Until 27 January 2019

www.vaultfestival.com

Photo by Lidia Crisafulli

“Ballistic” at the King’s Head Theatre

Given its depressingly topical subject matter, it feels obligatory to reveal the plot of Alex Packer’s assured debut play. Which is a shame, since getting to know its protagonist, and following him to an unexpectedly harrowing end, is a cleverly plotted journey that’s well executed. This is a strong one-man show with a performance from Mark Conway that’s well worth watching. But not everyone wants to see a play about violence, misogyny and mental health, all of which qualify for trigger warnings.

So, with another spoiler alert – because the gradually revealed surprise is the best thing here – this is a tale of a loner college student on a murderous campus rampage. Conway takes us from sympathising with the character, to worrying about him, then being afraid of him. Encouraged by Anna Marsland’s skilful direction, we often cringe with, but also laugh at the future mass murderer, as if conniving with his bullying. And attempts by his best friend prove futile, raising questions of how tolerant and capable of assisting any of us would be. It’s a shame this dark sense of complicity isn’t pushed further.

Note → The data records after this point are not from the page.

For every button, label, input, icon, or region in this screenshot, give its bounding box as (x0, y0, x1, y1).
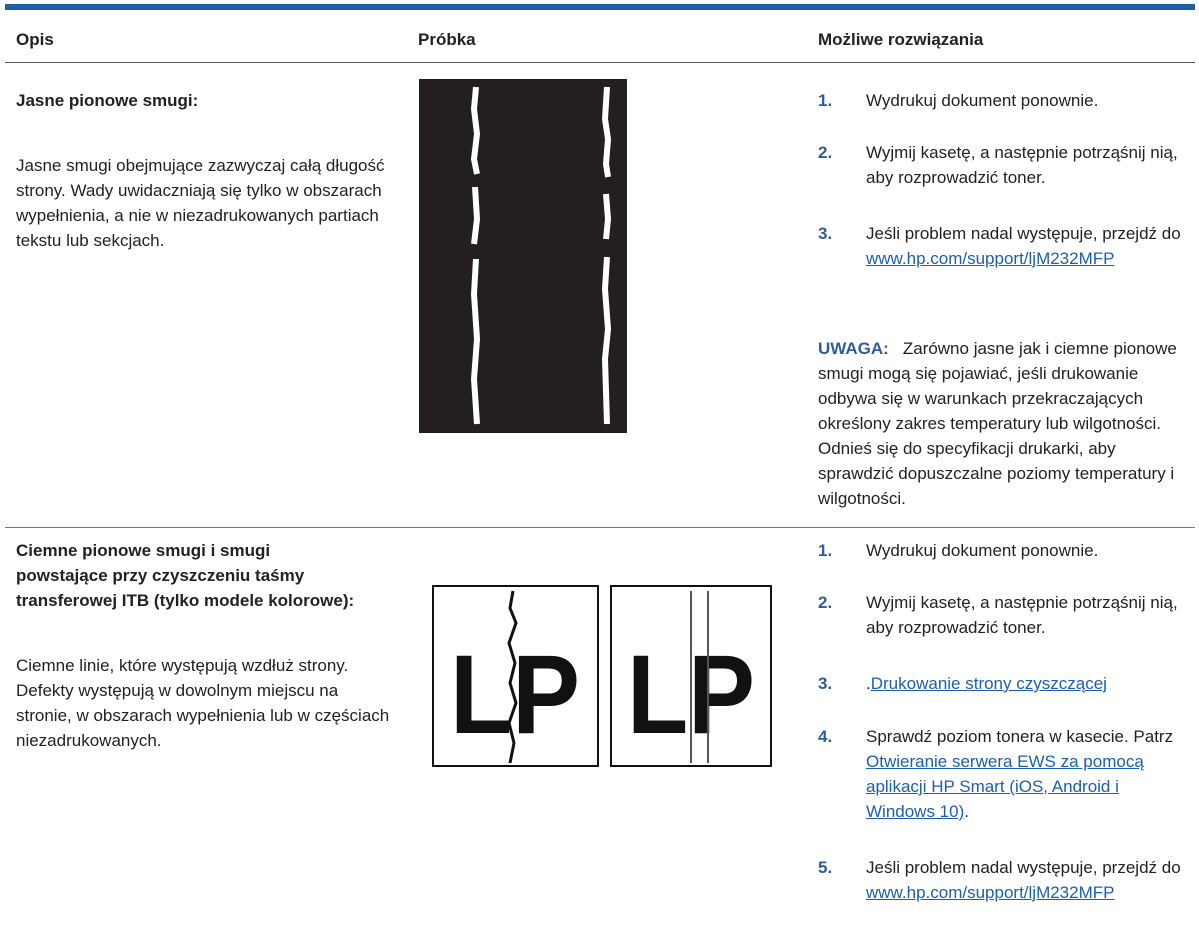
step-text: Sprawdź poziom tonera w kasecie. Patrz (866, 727, 1174, 746)
row-description: Jasne smugi obejmujące zazwyczaj całą dł… (16, 156, 385, 250)
step-text: Wydrukuj dokument ponownie. (866, 541, 1099, 560)
link[interactable]: www.hp.com/support/ljM232MFP (866, 249, 1115, 268)
step-number: 2. (818, 143, 833, 162)
step-number: 4. (818, 727, 833, 746)
note: UWAGA: Zarówno jasne jak i ciemne pionowe… (818, 336, 1190, 511)
row-title: Ciemne pionowe smugi i smugi powstające … (16, 541, 355, 610)
note-text: Zarówno jasne jak i ciemne pionowe smugi… (818, 339, 1177, 508)
step-text: Jeśli problem nadal występuje, przejdź d… (866, 858, 1181, 877)
sample-image (419, 79, 627, 433)
header: Możliwe rozwiązania (818, 30, 984, 49)
step-text: . (964, 802, 969, 821)
note-label: UWAGA: (818, 339, 889, 358)
step-number: 1. (818, 91, 833, 110)
header: Opis (16, 30, 54, 49)
step: Jeśli problem nadal występuje, przejdź d… (866, 855, 1192, 905)
top-bar (5, 4, 1195, 10)
sample-image: LP LP (432, 585, 772, 767)
step-text: Wyjmij kasetę, a następnie potrząśnij ni… (866, 143, 1178, 187)
step: .Drukowanie strony czyszczącej (866, 671, 1192, 696)
step: Sprawdź poziom tonera w kasecie. Patrz O… (866, 724, 1192, 824)
step-number: 3. (818, 224, 833, 243)
step-number: 3. (818, 674, 833, 693)
divider (5, 62, 1195, 63)
step-text: . (866, 674, 871, 693)
step: Jeśli problem nadal występuje, przejdź d… (866, 221, 1192, 271)
step-text: Wyjmij kasetę, a następnie potrząśnij ni… (866, 593, 1178, 637)
row-description: Ciemne linie, które występują wzdłuż str… (16, 656, 390, 750)
link[interactable]: Drukowanie strony czyszczącej (870, 674, 1107, 693)
link[interactable]: Otwieranie serwera EWS za pomocą aplikac… (866, 752, 1144, 821)
step-text: Jeśli problem nadal występuje, przejdź d… (866, 224, 1181, 243)
step-number: 1. (818, 541, 833, 560)
step-number: 2. (818, 593, 833, 612)
step-number: 5. (818, 858, 833, 877)
divider (5, 527, 1195, 528)
row-title: Jasne pionowe smugi: (16, 91, 199, 110)
step-text: Wydrukuj dokument ponownie. (866, 91, 1099, 110)
header: Próbka (418, 30, 476, 49)
link[interactable]: www.hp.com/support/ljM232MFP (866, 883, 1115, 902)
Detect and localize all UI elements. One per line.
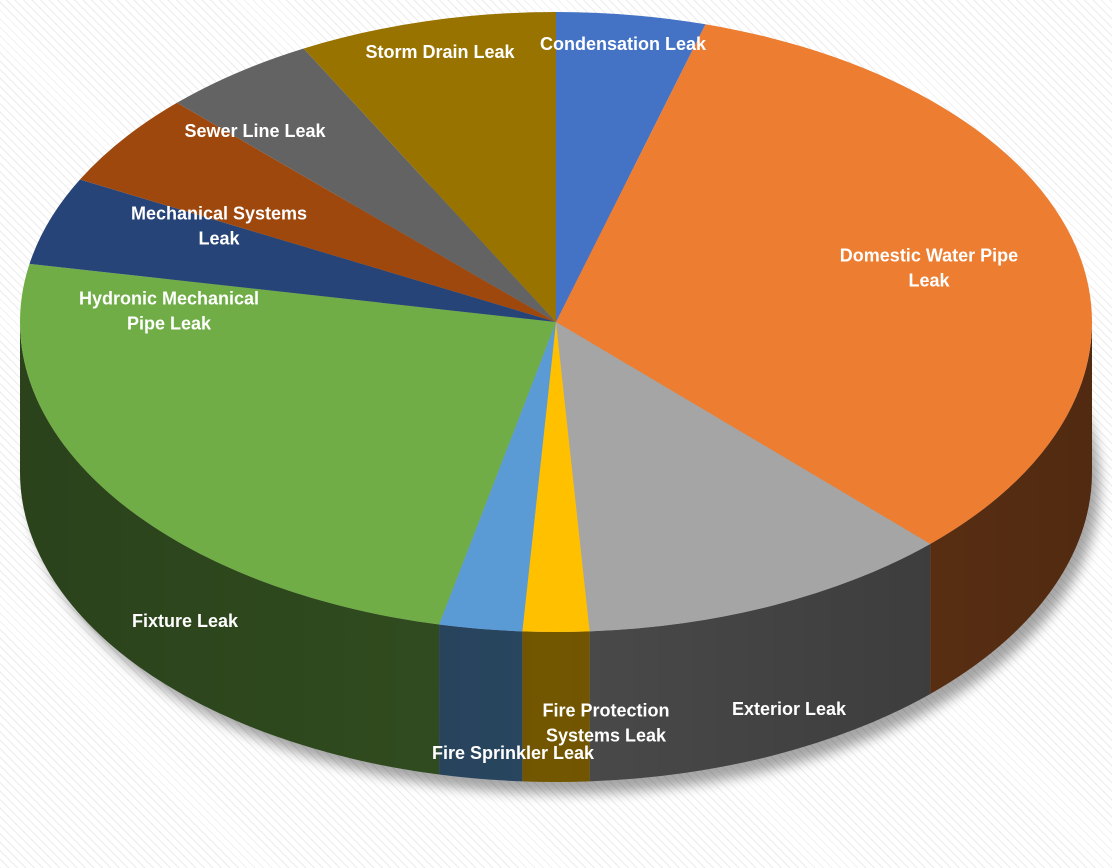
data-label-9: Storm Drain Leak bbox=[365, 42, 515, 62]
data-label-5: Fixture Leak bbox=[132, 611, 239, 631]
pie-slice-3 bbox=[522, 322, 590, 632]
data-label-4: Fire Sprinkler Leak bbox=[432, 743, 595, 763]
pie-slice-0 bbox=[556, 12, 706, 322]
data-label-8: Sewer Line Leak bbox=[184, 121, 326, 141]
data-label-3: Fire Protection Systems Leak bbox=[542, 701, 669, 746]
data-label-2: Exterior Leak bbox=[732, 699, 847, 719]
data-label-1: Domestic Water Pipe Leak bbox=[840, 246, 1018, 291]
pie-slice-8 bbox=[176, 48, 556, 323]
pie-slice-5 bbox=[19, 263, 556, 625]
pie-side-shading bbox=[20, 322, 1092, 782]
pie-slice-4 bbox=[439, 322, 556, 632]
pie-slice-9 bbox=[303, 11, 556, 322]
data-label-0: Condensation Leak bbox=[540, 34, 707, 54]
data-label-7: Mechanical Systems Leak bbox=[131, 204, 307, 249]
pie-slice-7 bbox=[79, 102, 556, 322]
pie-slice-2 bbox=[556, 322, 931, 632]
data-label-6: Hydronic Mechanical Pipe Leak bbox=[79, 289, 259, 334]
pie-slice-6 bbox=[29, 179, 557, 322]
pie-slice-1 bbox=[556, 24, 1093, 544]
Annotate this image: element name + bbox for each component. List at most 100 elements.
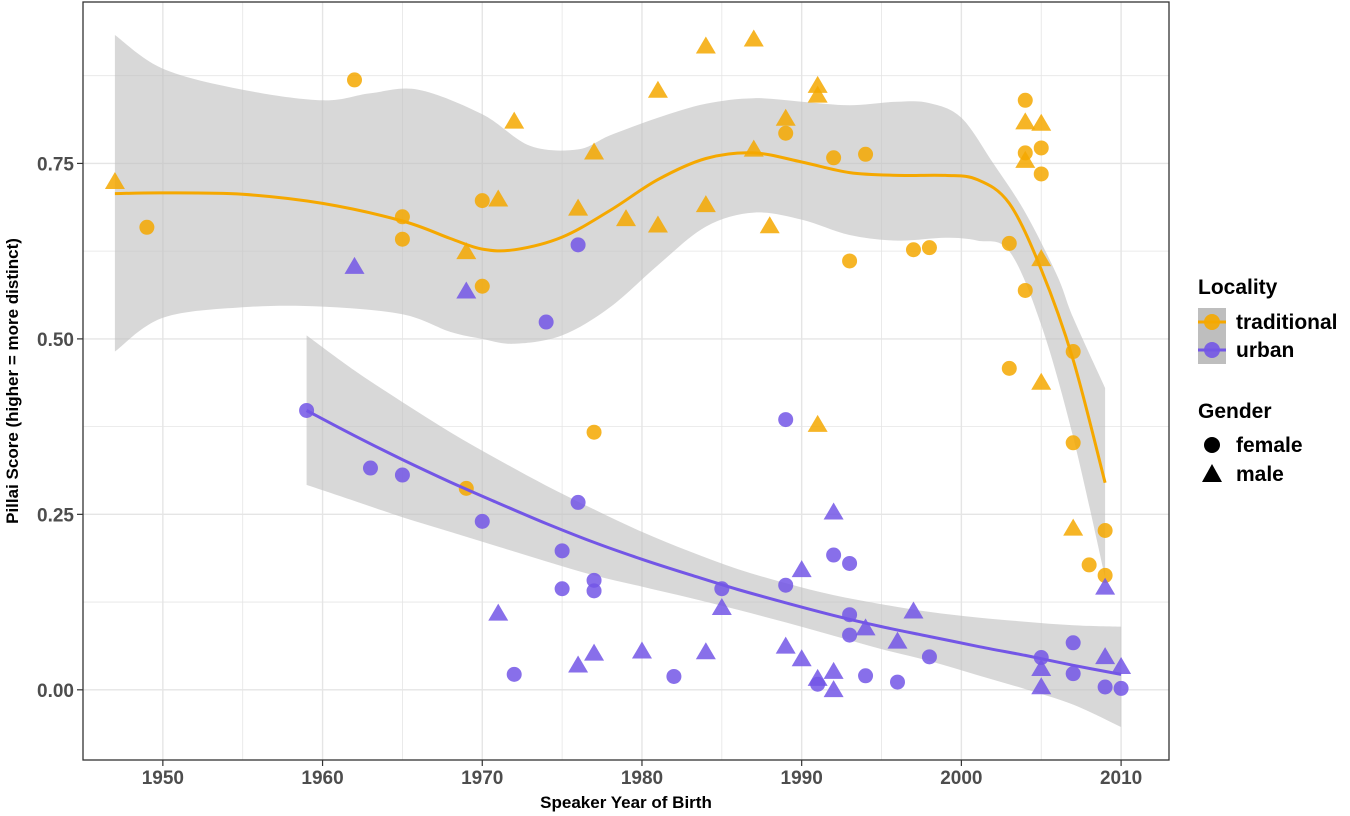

The role of social media, to both humiliate and validate, is rightly explored by Packer but it comes too close to providing an explanation for subsequent behaviour – too easy. Introducing internet pornography and computer gaming is predictable and any connection to what happens is at best risible, at worst lazy thinking. When it comes to gaming, some poetry is introduced – a nice idea that doesn’t quite work but further confirms Packer’s potential. Yet, ultimately, our nameless subject is a little too naïve, especially as a college student. Conway and Marsland make all this compelling to watch. But the character is reduced to a specimen observed and finally, too comfortably, removed from us.